英競争・市場局(CMA)は2日、英スポーツ用品販売大手JDスポーツ・ファッションによる英同業フットアサイラム(Footasylum)の買収について、再調査の結果、改めて国内の市場競争を大きく損なうとの暫定的な判断を下した。9日までに是正措置を求め、16日までCAMの判断に対する見解を受け付けたうえで、10月に最終決定を下す。

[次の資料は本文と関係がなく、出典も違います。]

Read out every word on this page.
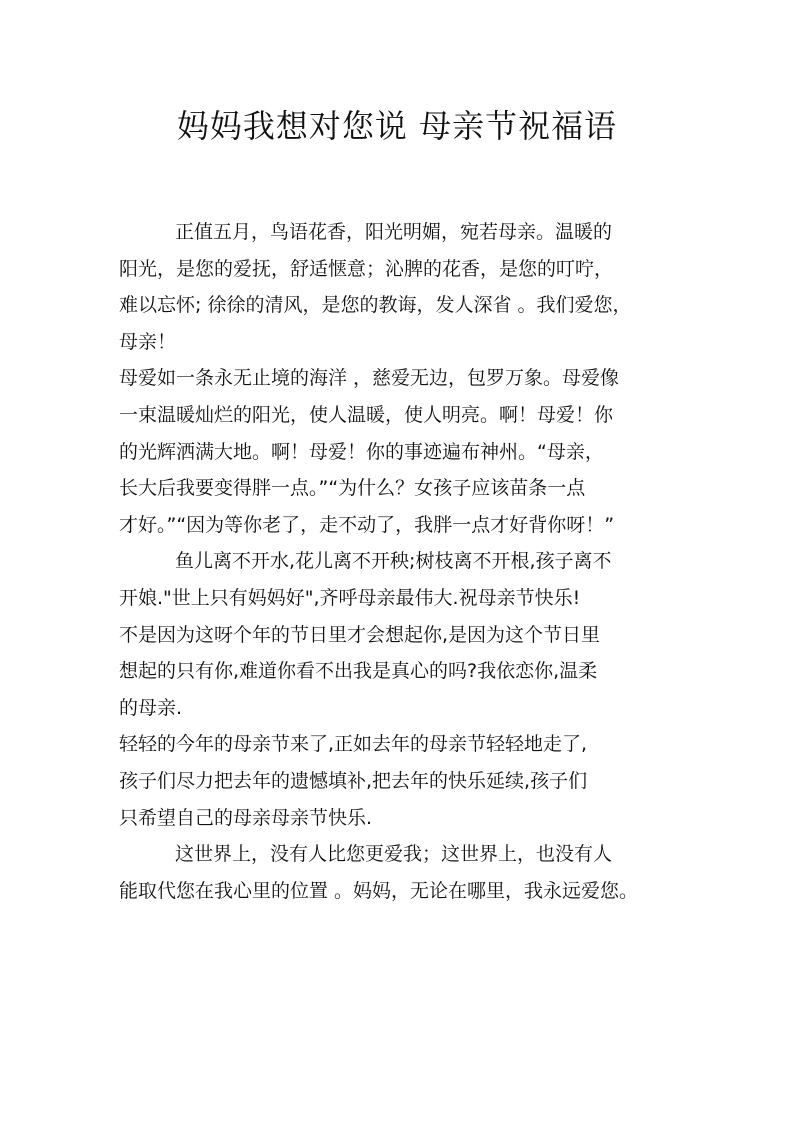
妈妈我想对您说 母亲节祝福语
正值五月，鸟语花香，阳光明媚，宛若母亲。温暖的
阳光，是您的爱抚，舒适惬意；沁脾的花香，是您的叮咛，
难以忘怀; 徐徐的清风，是您的教诲，发人深省 。我们爱您，
母亲！
母爱如一条永无止境的海洋 ，慈爱无边，包罗万象。母爱像
一束温暖灿烂的阳光，使人温暖，使人明亮。啊！母爱！你
的光辉洒满大地。啊！母爱！你的事迹遍布神州。“母亲，
长大后我要变得胖一点。”“为什么？女孩子应该苗条一点
才好。”“因为等你老了，走不动了，我胖一点才好背你呀！”
鱼儿离不开水,花儿离不开秧;树枝离不开根,孩子离不
开娘."世上只有妈妈好",齐呼母亲最伟大.祝母亲节快乐!
不是因为这呀个年的节日里才会想起你,是因为这个节日里
想起的只有你,难道你看不出我是真心的吗?我依恋你,温柔
的母亲.
轻轻的今年的母亲节来了,正如去年的母亲节轻轻地走了,
孩子们尽力把去年的遗憾填补,把去年的快乐延续,孩子们
只希望自己的母亲母亲节快乐.
这世界上，没有人比您更爱我；这世界上，也没有人
能取代您在我心里的位置 。妈妈，无论在哪里，我永远爱您。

JDスポーツは2019年にフットアサイラムの買収を完了したが、CMAは昨年5月に買収を阻止すると判断し、フットアサイラムの売却を命じた。これに対してJDスポーツが英競争控訴審判所(CAT)に提訴し、CATはCMAの決定には一部不備があるとしてCMAに再検討を命じていた。
CMAは再調査で、新型コロナウイルス感染拡大による影響でオンライン販売が急増したことを含めて、広範な追加の証拠を収集したという。そのうえで、買収により商品価格が上昇して選択肢が減るうえ、顧客サービス改善への投資も減る可能性があると指摘。「現段階では、買収を阻止してフットアサイラムの売却を求めることが、競争上の懸念に対処する唯一の方法となる可能性がある」との見方を示した。
CMAは、ナイキやアディダスなどスポーツウエアの大手ブランドが顧客への直接販売を拡大しているため、小売業者が弱体化する可能性があると認めている。しかし大手ブランドの直接販売との競争が高まる動きは、JDスポーツとフットアサイラムの間の競争に取って代わるには十分ではないと説明している。
これに対してJDスポーツは「CMAがオンライン販売拡大という構造的変化を考慮していない」と批判。同社のピーター・カウギル会長は、CMAの判断に失望感を示すとともに、最終決定までにCMAが再考するよう強く求めている。